Peneliti Iklim dan Energi Greenpeace Indonesia, Adila Isfanfiari menyebut situasi saat ini sebagai krisis iklim. Dalam situasi ini masyarakat dan pemerintah harus berlomba dengan waktu sebelum suhu panas di bumi baik terlampau tinggi. Gas rumah kaca yang semakin membesar oleh masihnya pembangunan, penggunaan bahan bakar fosil, dan alih guna lahan membuat panas matahari yang masuk ke bumi tidak bisa kembali ke angkasa, hal ini melatarbelakangi tidak hanya Bekasi melainkan seluruh permukaan bumi menjadi lebih panas.
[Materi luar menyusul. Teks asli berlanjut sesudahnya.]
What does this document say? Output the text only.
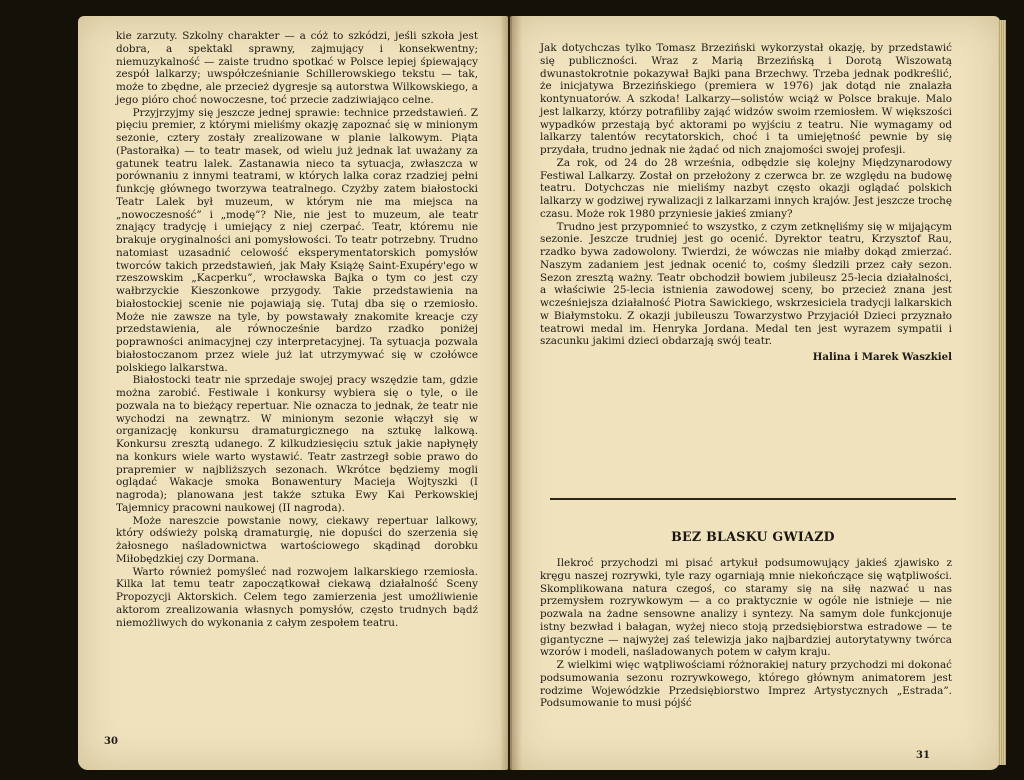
kie zarzuty. Szkolny charakter — a cóż to szkódzi, jeśli szkoła jest dobra, a spektakl sprawny, zajmujący i konsekwentny; niemuzykalność — zaiste trudno spotkać w Polsce lepiej śpiewający zespół lalkarzy; uwspółcześnianie Schillerowskiego tekstu — tak, może to zbędne, ale przecież dygresje są autorstwa Wilkowskiego, a jego pióro choć nowoczesne, toć przecie zadziwiająco celne.

Przyjrzyjmy się jeszcze jednej sprawie: technice przedstawień. Z pięciu premier, z którymi mieliśmy okazję zapoznać się w minionym sezonie, cztery zostały zrealizowane w planie lalkowym. Piąta (Pastorałka) — to teatr masek, od wielu już jednak lat uważany za gatunek teatru lalek. Zastanawia nieco ta sytuacja, zwłaszcza w porównaniu z innymi teatrami, w których lalka coraz rzadziej pełni funkcję głównego tworzywa teatralnego. Czyżby zatem białostocki Teatr Lalek był muzeum, w którym nie ma miejsca na „nowoczesność” i „modę”? Nie, nie jest to muzeum, ale teatr znający tradycję i umiejący z niej czerpać. Teatr, któremu nie brakuje oryginalności ani pomysłowości. To teatr potrzebny. Trudno natomiast uzasadnić celowość eksperymentatorskich pomysłów tworców takich przedstawień, jak Mały Książę Saint-Exupéry'ego w rzeszowskim „Kacperku”, wrocławska Bajka o tym co jest czy wałbrzyckie Kieszonkowe przygody. Takie przedstawienia na białostockiej scenie nie pojawiają się. Tutaj dba się o rzemiosło. Może nie zawsze na tyle, by powstawały znakomite kreacje czy przedstawienia, ale równocześnie bardzo rzadko poniżej poprawności animacyjnej czy interpretacyjnej. Ta sytuacja pozwala białostoczanom przez wiele już lat utrzymywać się w czołówce polskiego lalkarstwa.

Białostocki teatr nie sprzedaje swojej pracy wszędzie tam, gdzie można zarobić. Festiwale i konkursy wybiera się o tyle, o ile pozwala na to bieżący repertuar. Nie oznacza to jednak, że teatr nie wychodzi na zewnątrz. W minionym sezonie włączył się w organizację konkursu dramaturgicznego na sztukę lalkową. Konkursu zresztą udanego. Z kilkudziesięciu sztuk jakie napłynęły na konkurs wiele warto wystawić. Teatr zastrzegł sobie prawo do prapremier w najbliższych sezonach. Wkrótce będziemy mogli oglądać Wakacje smoka Bonawentury Macieja Wojtyszki (I nagroda); planowana jest także sztuka Ewy Kai Perkowskiej Tajemnicy pracowni naukowej (II nagroda).

Może nareszcie powstanie nowy, ciekawy repertuar lalkowy, który odświeży polską dramaturgię, nie dopuści do szerzenia się żałosnego naśladownictwa wartościowego skądinąd dorobku Miłobędzkiej czy Dormana.

Warto również pomyśleć nad rozwojem lalkarskiego rzemiosła. Kilka lat temu teatr zapoczątkował ciekawą działalność Sceny Propozycji Aktorskich. Celem tego zamierzenia jest umożliwienie aktorom zrealizowania własnych pomysłów, często trudnych bądź niemożliwych do wykonania z całym zespołem teatru.

30

Jak dotychczas tylko Tomasz Brzeziński wykorzystał okazję, by przedstawić się publiczności. Wraz z Marią Brzezińską i Dorotą Wiszowatą dwunastokrotnie pokazywał Bajki pana Brzechwy. Trzeba jednak podkreślić, że inicjatywa Brzezińskiego (premiera w 1976) jak dotąd nie znalazła kontynuatorów. A szkoda! Lalkarzy—solistów wciąż w Polsce brakuje. Malo jest lalkarzy, którzy potrafiliby zająć widzów swoim rzemiosłem. W większości wypadków przestają być aktorami po wyjściu z teatru. Nie wymagamy od lalkarzy talentów recytatorskich, choć i ta umiejętność pewnie by się przydała, trudno jednak nie żądać od nich znajomości swojej profesji.

Za rok, od 24 do 28 września, odbędzie się kolejny Międzynarodowy Festiwal Lalkarzy. Został on przełożony z czerwca br. ze względu na budowę teatru. Dotychczas nie mieliśmy nazbyt często okazji oglądać polskich lalkarzy w godziwej rywalizacji z lalkarzami innych krajów. Jest jeszcze trochę czasu. Może rok 1980 przyniesie jakieś zmiany?

Trudno jest przypomnieć to wszystko, z czym zetknęliśmy się w mijającym sezonie. Jeszcze trudniej jest go ocenić. Dyrektor teatru, Krzysztof Rau, rzadko bywa zadowolony. Twierdzi, że wówczas nie miałby dokąd zmierzać. Naszym zadaniem jest jednak ocenić to, cośmy śledzili przez cały sezon. Sezon zresztą ważny. Teatr obchodził bowiem jubileusz 25-lecia działalności, a właściwie 25-lecia istnienia zawodowej sceny, bo przecież znana jest wcześniejsza działalność Piotra Sawickiego, wskrzesiciela tradycji lalkarskich w Białymstoku. Z okazji jubileuszu Towarzystwo Przyjaciół Dzieci przyznało teatrowi medal im. Henryka Jordana. Medal ten jest wyrazem sympatii i szacunku jakimi dzieci obdarzają swój teatr.

Halina i Marek Waszkiel
BEZ BLASKU GWIAZD

Ilekroć przychodzi mi pisać artykuł podsumowujący jakieś zjawisko z kręgu naszej rozrywki, tyle razy ogarniają mnie niekończące się wątpliwości. Skomplikowana natura czegoś, co staramy się na siłę nazwać u nas przemysłem rozrywkowym — a co praktycznie w ogóle nie istnieje — nie pozwala na żadne sensowne analizy i syntezy. Na samym dole funkcjonuje istny bezwład i bałagan, wyżej nieco stoją przedsiębiorstwa estradowe — te gigantyczne — najwyżej zaś telewizja jako najbardziej autorytatywny twórca wzorów i modeli, naśladowanych potem w całym kraju.

Z wielkimi więc wątpliwościami różnorakiej natury przychodzi mi dokonać podsumowania sezonu rozrywkowego, którego głównym animatorem jest rodzime Wojewódzkie Przedsiębiorstwo Imprez Artystycznych „Estrada”. Podsumowanie to musi pójść

31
“Itu yang terjadi saat ini di bumi kita, kenapa bumi kita makin panas, termasuk tadi beberapa kota dengan suhu panas termasuk Bekasi,” paparnya.

Krisis iklim ini memicu munculnya kejadian-kejadian ekstrim, mulai dari suhu panas yang ekstrim, hujan ekstrim, kenaikan muka air laut, hingga siklon Seroja di Nusa Tenggara Timur yang tidak sepantasnya terjadi di wilayah ekuator.

Dampaknya, 2019 lalu musim panas lebih panas dan panjang dibandingkan sebelumnya menyebabkan kebakaran hutan terjadi di beberapa negara termasuk Indonesia dengan kerugian Rp80 triliun. Di sektor pertanian, gagal panen pada musim kemarau mencapai 3 ribu hektar, sementara dimusim penghujan mencapai 10 ribu hektar.

Tiap kota memiliki masalah masing-masing akibat perubahan iklim, Bekasi cenderung akan merasakan suhu udara lebih panas. Sementara di wilayah lain seperti Semarang, harus berhadapan dengan naiknya muka air laut.

“Sebenarnya masing-masing kota itu punya masalahnya sendiri, kalau kita ngomongin Bekasi ya dapatnya itu tadi, panasnya ekstrim banget. Kalau kota lain seperti Jakarta tidak sepanas itu (Bekasi), ya mungkin ada pengaruh lain (wilayah industri) juga dari Bekasi,” tambahnya.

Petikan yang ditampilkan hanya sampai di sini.